I was reading the following paragraph to try to get a grasp of the concept: Each row of the input-output matrix reports the monetary value of an industry's inputs and each column represents the value of an industry's outputs. Suppose there are three industries. Row 1 reports the value of inputs to Industry 1 from Industries 1, 2, and 3. Rows 2 and 3 do the same for those industries. Column 1 reports the value of outputs from Industry 1 to Industries 1, 2, and 3. Columns 2 and 3 do the same for the other industries.
Comparing that to my other source (a 10 page copy from a book with a chapter called "Foundations of Input-Output analysis", i don't know what the book is called but it looks like it's quite credible) the whole paragraph above seems to be opposite of what is correct.
Here is one example from the book:
X 1 2
1 0.15 0.25
2 0.20 0.05
And the text says: "To produce one dollar worth of goods from sector 2 one needs as interindustry ingredients 25cents worth of good 1 and 5cents worth of good 2."
I would translate that to: Column 2 reports the value of inputs to Industry 2 from Industries 1 and 2.
Opposite of what the paragraph in the wikipedia article says.
Can someone correct me or verify this? I'm new to this whole concept.

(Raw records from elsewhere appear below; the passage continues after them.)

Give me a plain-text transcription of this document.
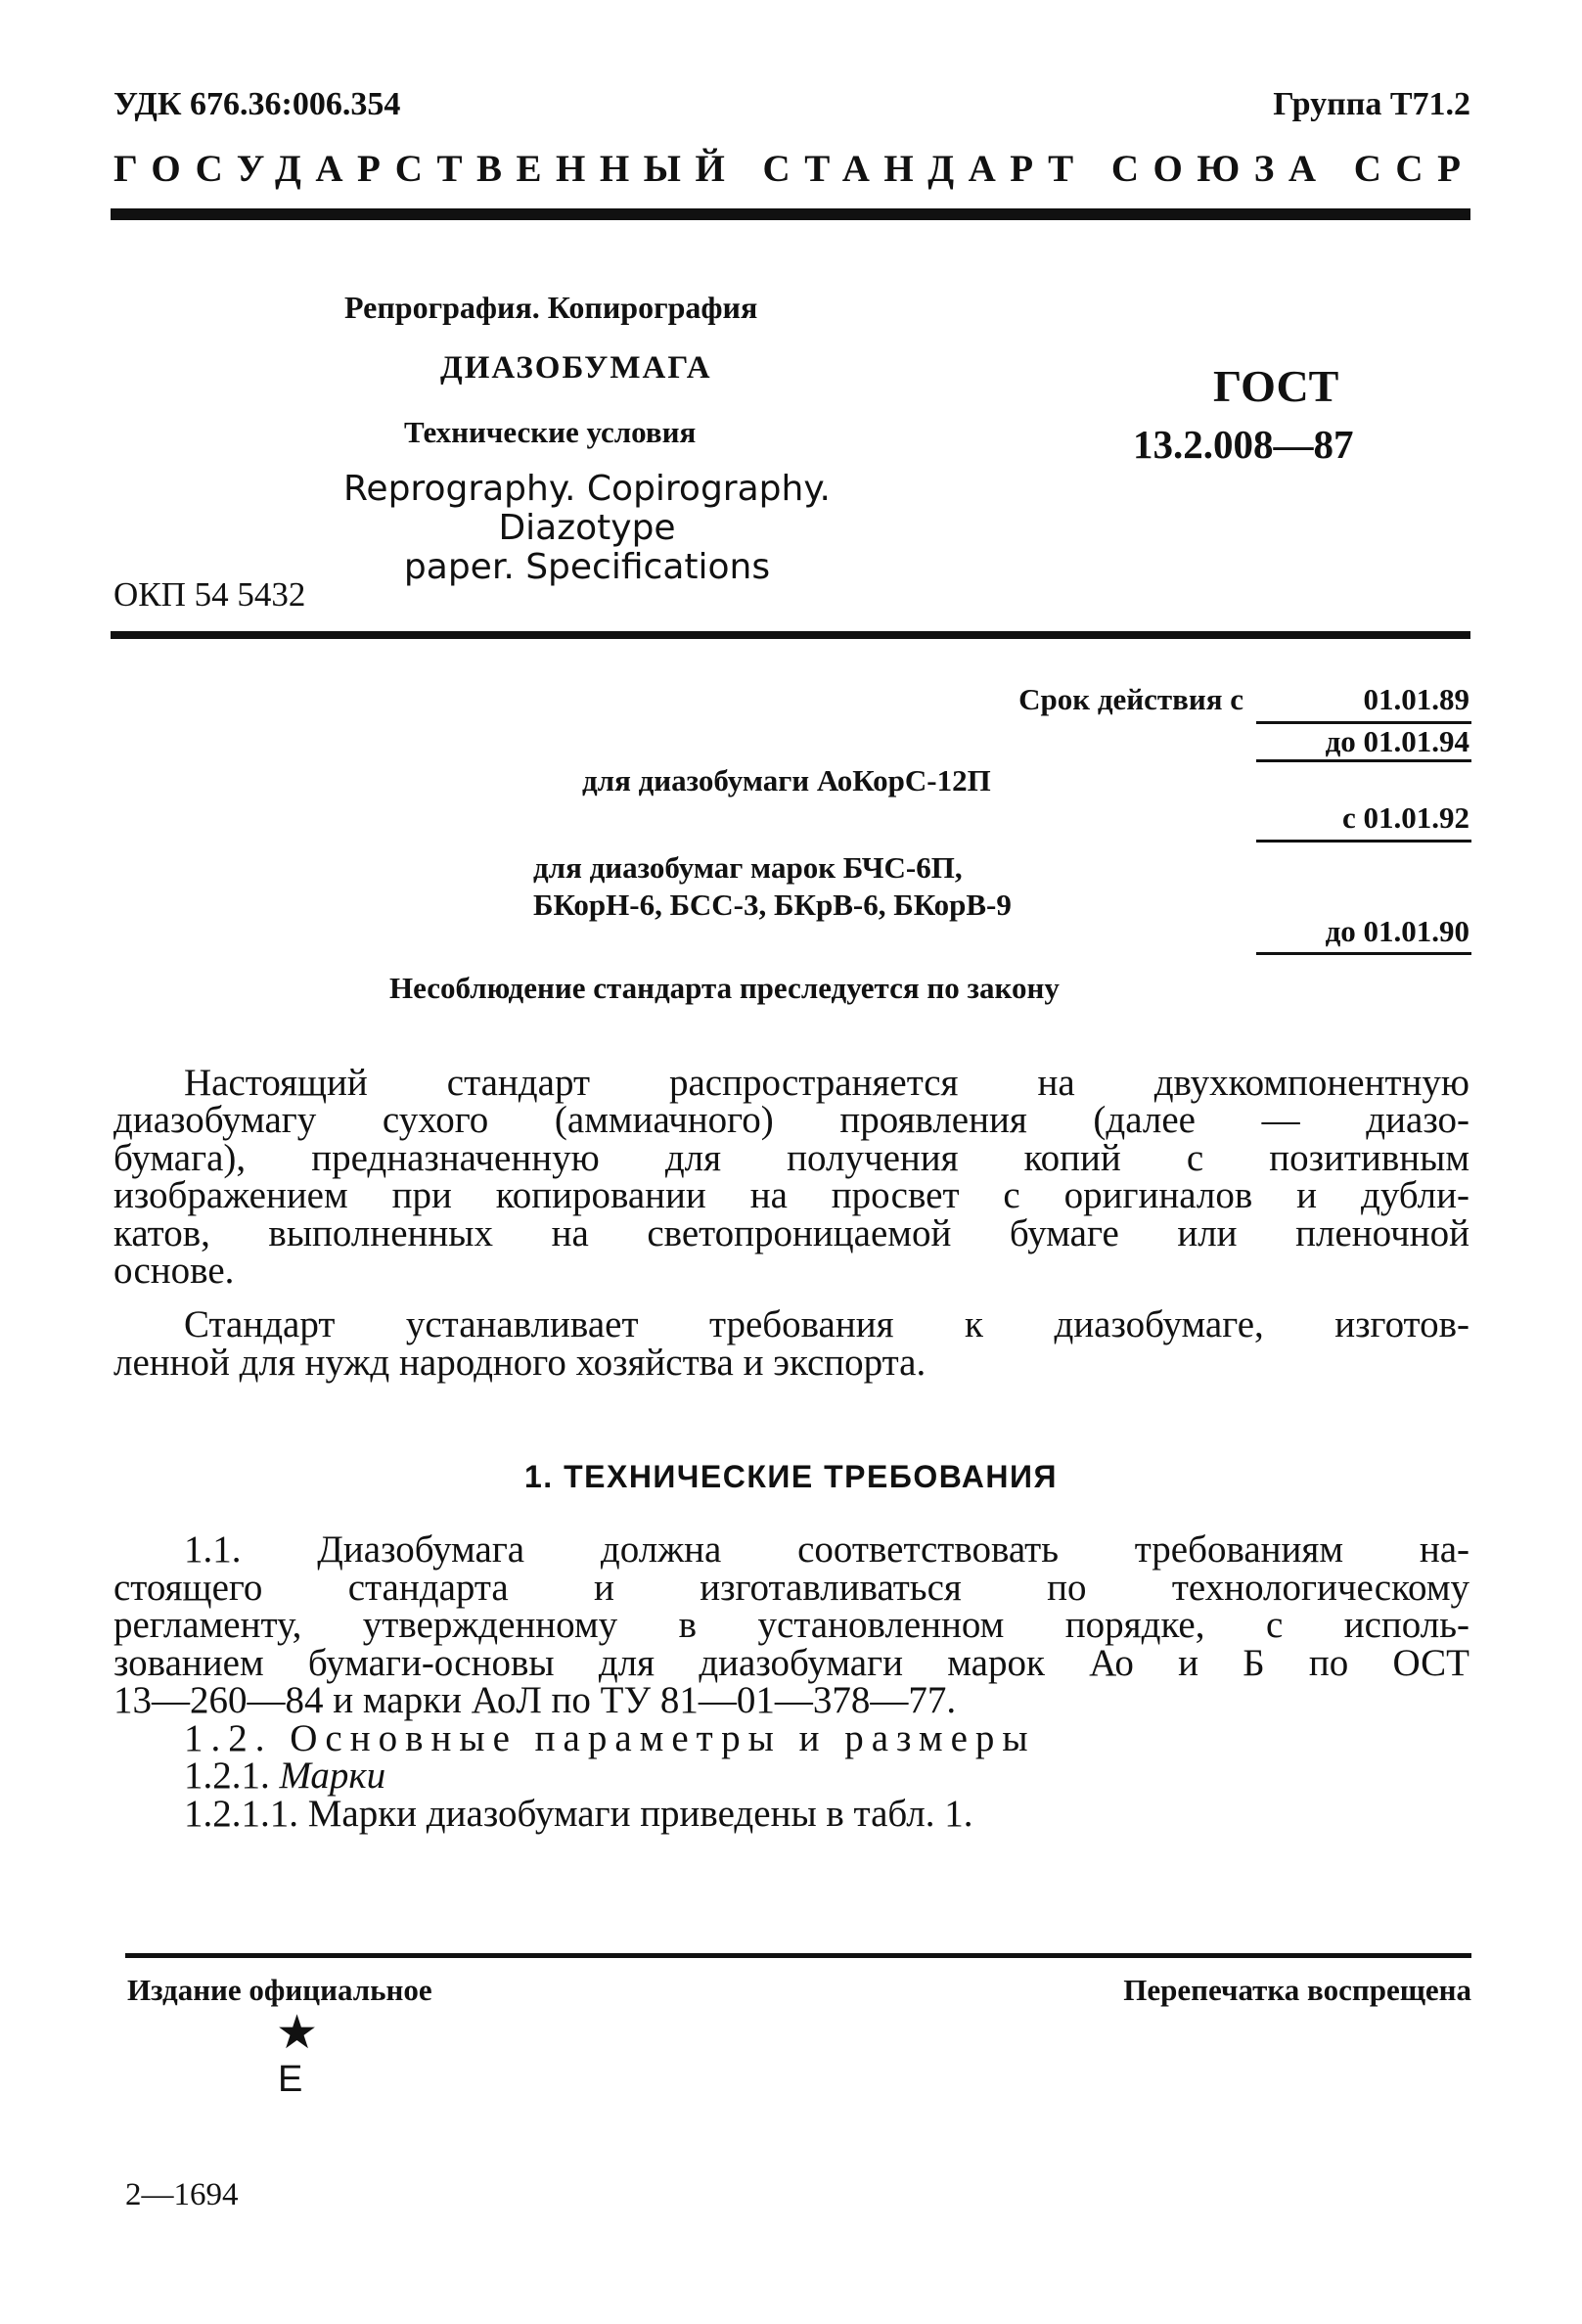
УДК 676.36:006.354	Группа Т71.2
ГОСУДАРСТВЕННЫЙ СТАНДАРТ СОЮЗА ССР
Репрография. Копирография
ДИАЗОБУМАГА
Технические условия
Reprography. Copirography. Diazotype
paper. Specifications
ГОСТ
13.2.008—87
ОКП 54 5432
Срок действия с	01.01.89
до 01.01.94
для диазобумаги АоКорС-12П
с 01.01.92
для диазобумаг марок БЧС-6П,
БКорН-6, БСС-3, БКрВ-6, БКорВ-9
до 01.01.90
Несоблюдение стандарта преследуется по закону
Настоящий стандарт распространяется на двухкомпонентную
диазобумагу сухого (аммиачного) проявления (далее — диазо-
бумага), предназначенную для получения копий с позитивным
изображением при копировании на просвет с оригиналов и дубли-
катов, выполненных на светопроницаемой бумаге или пленочной
основе.
Стандарт устанавливает требования к диазобумаге, изготов-
ленной для нужд народного хозяйства и экспорта.
1. ТЕХНИЧЕСКИЕ ТРЕБОВАНИЯ
1.1. Диазобумага должна соответствовать требованиям на-
стоящего стандарта и изготавливаться по технологическому
регламенту, утвержденному в установленном порядке, с исполь-
зованием бумаги-основы для диазобумаги марок Ао и Б по ОСТ
13—260—84 и марки АоЛ по ТУ 81—01—378—77.
1.2. Основные параметры и размеры
1.2.1. Марки
1.2.1.1. Марки диазобумаги приведены в табл. 1.
Издание официальное	Перепечатка воспрещена
★
Е
2—1694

Mariux 17:50, 14 May 2007 (UTC)Marius
I agree regarding "Grave error"
Funny that we should stumble upon this at about the same time. I agree that the text in the first section is reversed. The proposed correction is: Row 1 reports the output from Industry 1 used as inputs in Industries 1, 2, and 3; that is, Row 1 describes the use of output from Industry 1 as an input in other industries. Column 1 reports the value of inputs to Industry 1 that were produced in Industries 1, 2, and 3; that is, Column 1 describes the use as inputs to Industry 1 of outputs from other industries.
I don't feel confident enough to make the change myself, but I hope that someone else will. (It's obviously pretty easy to get tripped up here.)
The table in the section Key Ideas is correct. Note that Labor, an input, has its own row and Final Demand an output, has its own column.
Michaelaoash 09:08, 23 May 2007 (UTC)
Is there a way we atleast could mark the passage with 'disputed' or something?
Mariux 17:56, 26 May 2007 (UTC)
- not quite a "grave error", it is just definitional, what is a row and what is a column, what I think you are questioning, is arbitrary, and different expositions use different customs. Just as putting price on the Y-axis and quantity and the X-axis in economics is customary, but sometimes reversed. However the article should be internally consistent, so I reversed row and column in introduction as suggested. dml 18:03, 6 July 2007 (UTC)
[edit] Style issues
1. The crucial concept of the Leontief coefficient aij is not explained. Is it the amount of input i needed for a unit of output j, or the other way round?
2. It is pretentious to refer to the Nobel Prize for Economics by its full legal title, which is given in the relevant Wikipedia page.